The evaluation phase was conducted with two goals. In order to answer RQ2: ”Is it possible to detect occurrences of accessing external resources through static analysis of the extension source code?” the effectiveness of the tool had to be evaluated. In addition, a systematic analysis of a larger set of extensions was done to be able to answer RQ3: ”What resources and services are more prevalently accessed in practice in popular extensions?”

Tool effectiveness

In order to evaluate the analyser’s effectiveness at detecting properties and methods that should trigger a permission message, the tool was compared to detecting these through manual review. This evaluation was done by selecting three popular extensions from the VS Code Extension Marketplace [27]. These were chosen according to three criteria. The extensions should be listed among popular extensions on the marketplace, in order to find references that represent commonly used functionality. They should be of different functionality, as to represent different types of extensions. While there are extension categories implemented in the marketplace, most extensions tend to be put into Other, why this would not necessarily be a good representation.
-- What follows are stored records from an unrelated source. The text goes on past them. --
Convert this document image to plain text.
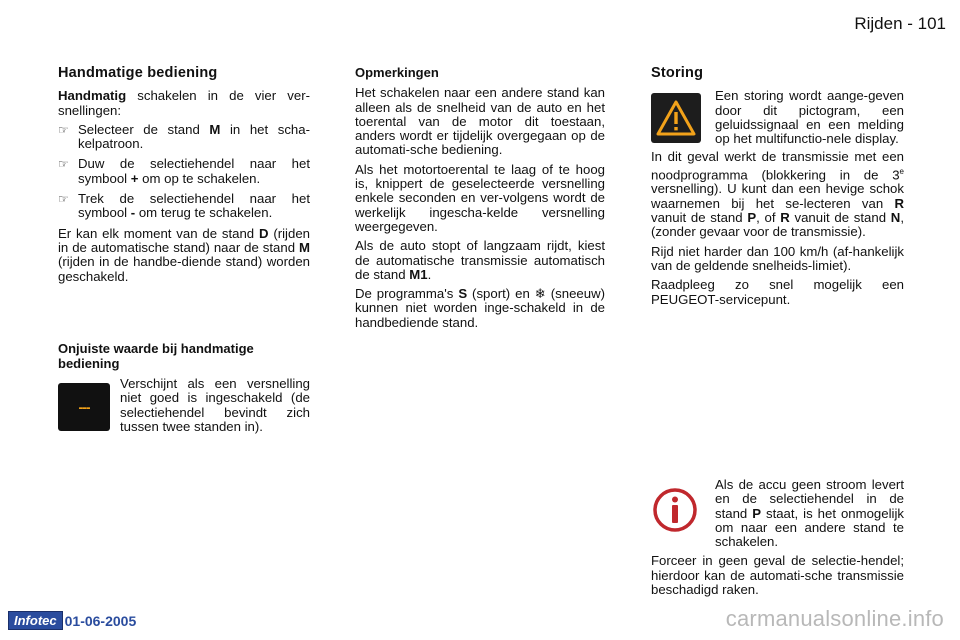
Rijden - 101
Handmatige bediening

Handmatig schakelen in de vier ver-snellingen:

☞ Selecteer de stand M in het scha-kelpatroon.
☞ Duw de selectiehendel naar het symbool + om op te schakelen.
☞ Trek de selectiehendel naar het symbool - om terug te schakelen.

Er kan elk moment van de stand D (rijden in de automatische stand) naar de stand M (rijden in de handbe-diende stand) worden geschakeld.

Onjuiste waarde bij handmatige bediening
---
Verschijnt als een versnelling niet goed is ingeschakeld (de selectiehendel bevindt zich tussen twee standen in).
Opmerkingen

Het schakelen naar een andere stand kan alleen als de snelheid van de auto en het toerental van de motor dit toestaan, anders wordt er tijdelijk overgegaan op de automati-sche bediening.

Als het motortoerental te laag of te hoog is, knippert de geselecteerde versnelling enkele seconden en ver-volgens wordt de werkelijk ingescha-kelde versnelling weergegeven.

Als de auto stopt of langzaam rijdt, kiest de automatische transmissie automatisch de stand M1.

De programma's S (sport) en ❄ (sneeuw) kunnen niet worden inge-schakeld in de handbediende stand.

Storing
Een storing wordt aange-geven door dit pictogram, een geluidssignaal en een melding op het multifunctio-nele display.

In dit geval werkt de transmissie met een noodprogramma (blokkering in de 3e versnelling). U kunt dan een hevige schok waarnemen bij het se-lecteren van R vanuit de stand P, of R vanuit de stand N, (zonder gevaar voor de transmissie).

Rijd niet harder dan 100 km/h (af-hankelijk van de geldende snelheids-limiet).

Raadpleeg zo snel mogelijk een PEUGEOT-servicepunt.

Als de accu geen stroom levert en de selectiehendel in de stand P staat, is het onmogelijk om naar een andere stand te schakelen.

Forceer in geen geval de selectie-hendel; hierdoor kan de automati-sche transmissie beschadigd raken.

Infotec 01-06-2005	carmanualsonline.info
They should also contain a reasonably sized code base, which is feasible to analyse manually in a limited time frame. The three chosen extensions are shortly described below.

• Bracket Pair Colorizer 2 - This extension colourises matching bracket pairs in unique colors, making it easier for the developer to quickly identify which opening and closing brackets are connected.

• Path Intellisense - This extension provides autocompletion when writing paths and filenames.

• Live server - This extension provides functionality to run a live development web server directly within the editor, with features such as live reload.

Manual review

The manual review was conducted by the author by opening the cloned extension repositories in VS Code. The aim was to manually identify all API usage that would result in triggering a permission message as described in Permissions. Each .ts source file of the extension were read individually, with the help of search via the Ctrl-F command and other built-in editor tools.

3.3. Evaluation

Analysis

By comparing the resulting permission messages of the manual and automatic review, results were divided into true/false positives/negatives. Here, the result of the manual review is treated as the true answers. Therefore, in this case, a true positive indicate that the permission was triggered by both reviews. False positives indicate that the analyser triggers a message that the manual review does not. False negatives indicate that the manual review triggers a message that the analyser does not.

From these results, a recall and precision metric could be calculated for each extension, indi-cating the effectiveness of the analyser.

Systematic evaluation

The second part of the evaluation aims to gather a statistical representation of how the Ex-tension API and node packages are used by exEx-tensions in general. This was done by gathering a larger set of extension to analyse using the tool.

The dataset was gathered by asking developers in at Cybercom, the company where the thesis was conducted, to submit the extensions they use in their daily work. This was done by asking two departments, via email, to share their list of installed extensions. Extracting this list is possible to do via a command added directly by VS Code, which was provided with the request email.

Listing 3.14: Bash command to extract installed extensions 1 code --list - extensions > extensions .list

The developers were then asked to share the extensions.list file with the author. After receiving them, the lists were treated anonymously without any reference to the developers they were provided by.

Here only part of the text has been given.